Lets say i solely want to conduct the inference on y_scaled < 0.2 and the corresponding observations BUT i want to do this filtering after i have set up the model with all interactions between variables and parameters, how can i achieve this?

You can index PyMC variables just like numpy arrays, so something like mu[y_scaled < 0.2] will work fine.

Where you will hit problems is in the observed data, which must be root notes (raw data with no operations).
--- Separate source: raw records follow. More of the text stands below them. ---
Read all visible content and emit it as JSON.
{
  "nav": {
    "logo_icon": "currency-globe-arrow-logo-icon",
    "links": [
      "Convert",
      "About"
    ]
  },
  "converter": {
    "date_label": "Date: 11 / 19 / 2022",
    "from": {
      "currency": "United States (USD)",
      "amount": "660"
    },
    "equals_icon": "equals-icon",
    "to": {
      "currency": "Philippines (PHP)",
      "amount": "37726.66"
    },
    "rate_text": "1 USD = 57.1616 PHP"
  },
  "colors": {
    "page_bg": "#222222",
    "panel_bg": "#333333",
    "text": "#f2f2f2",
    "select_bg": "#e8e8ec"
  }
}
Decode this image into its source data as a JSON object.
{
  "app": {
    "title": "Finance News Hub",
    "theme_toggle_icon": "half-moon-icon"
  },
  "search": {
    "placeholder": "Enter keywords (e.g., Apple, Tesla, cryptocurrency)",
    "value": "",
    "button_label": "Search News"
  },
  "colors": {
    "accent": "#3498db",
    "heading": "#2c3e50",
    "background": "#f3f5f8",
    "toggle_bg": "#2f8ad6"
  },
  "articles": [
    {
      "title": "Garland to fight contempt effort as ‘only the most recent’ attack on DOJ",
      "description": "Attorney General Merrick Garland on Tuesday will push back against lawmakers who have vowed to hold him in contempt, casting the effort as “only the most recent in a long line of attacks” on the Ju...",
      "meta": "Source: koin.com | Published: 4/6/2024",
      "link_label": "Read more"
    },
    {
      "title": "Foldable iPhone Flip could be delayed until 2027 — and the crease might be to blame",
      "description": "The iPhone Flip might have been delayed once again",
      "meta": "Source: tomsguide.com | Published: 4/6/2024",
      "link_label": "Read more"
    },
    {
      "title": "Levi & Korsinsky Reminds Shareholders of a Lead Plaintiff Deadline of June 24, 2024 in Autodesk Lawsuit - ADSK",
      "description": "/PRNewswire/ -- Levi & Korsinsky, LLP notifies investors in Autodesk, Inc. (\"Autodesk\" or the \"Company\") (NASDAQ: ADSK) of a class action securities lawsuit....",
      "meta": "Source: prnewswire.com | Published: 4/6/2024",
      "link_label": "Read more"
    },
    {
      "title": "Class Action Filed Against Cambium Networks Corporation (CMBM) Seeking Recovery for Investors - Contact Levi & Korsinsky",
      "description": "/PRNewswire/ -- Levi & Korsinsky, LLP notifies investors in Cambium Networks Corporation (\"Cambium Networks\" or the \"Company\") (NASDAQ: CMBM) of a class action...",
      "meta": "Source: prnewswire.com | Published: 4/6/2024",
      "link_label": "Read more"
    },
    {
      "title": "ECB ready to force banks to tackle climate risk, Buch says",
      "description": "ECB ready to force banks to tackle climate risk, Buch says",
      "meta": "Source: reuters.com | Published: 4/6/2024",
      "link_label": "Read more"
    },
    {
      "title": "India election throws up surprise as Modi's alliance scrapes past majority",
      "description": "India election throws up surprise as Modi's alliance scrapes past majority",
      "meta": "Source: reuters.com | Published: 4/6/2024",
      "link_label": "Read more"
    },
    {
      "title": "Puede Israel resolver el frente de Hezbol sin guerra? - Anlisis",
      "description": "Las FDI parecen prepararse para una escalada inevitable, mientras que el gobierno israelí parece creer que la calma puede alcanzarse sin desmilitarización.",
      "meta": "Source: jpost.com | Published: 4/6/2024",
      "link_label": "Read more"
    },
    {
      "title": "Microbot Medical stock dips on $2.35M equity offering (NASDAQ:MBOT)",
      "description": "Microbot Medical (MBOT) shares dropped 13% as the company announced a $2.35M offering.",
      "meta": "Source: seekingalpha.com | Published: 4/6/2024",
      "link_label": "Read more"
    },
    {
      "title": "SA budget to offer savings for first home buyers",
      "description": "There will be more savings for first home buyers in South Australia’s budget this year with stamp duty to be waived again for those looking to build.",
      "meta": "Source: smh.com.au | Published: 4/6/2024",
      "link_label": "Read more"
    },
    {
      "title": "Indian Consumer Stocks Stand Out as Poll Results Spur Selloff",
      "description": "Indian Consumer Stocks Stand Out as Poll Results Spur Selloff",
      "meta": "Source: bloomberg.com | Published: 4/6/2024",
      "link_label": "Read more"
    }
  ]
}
You can avoid this by dumping the pm.Data wrapper, and directly passing observed = y_scaled[y_scaled < 0.2].

Can you say more about why you want to do all this computation then throw it away?

1 Like

As for your question: mainly due to stupid coding and saving time… :), thanks for answering, i noticed that this does not work with certain samplers though.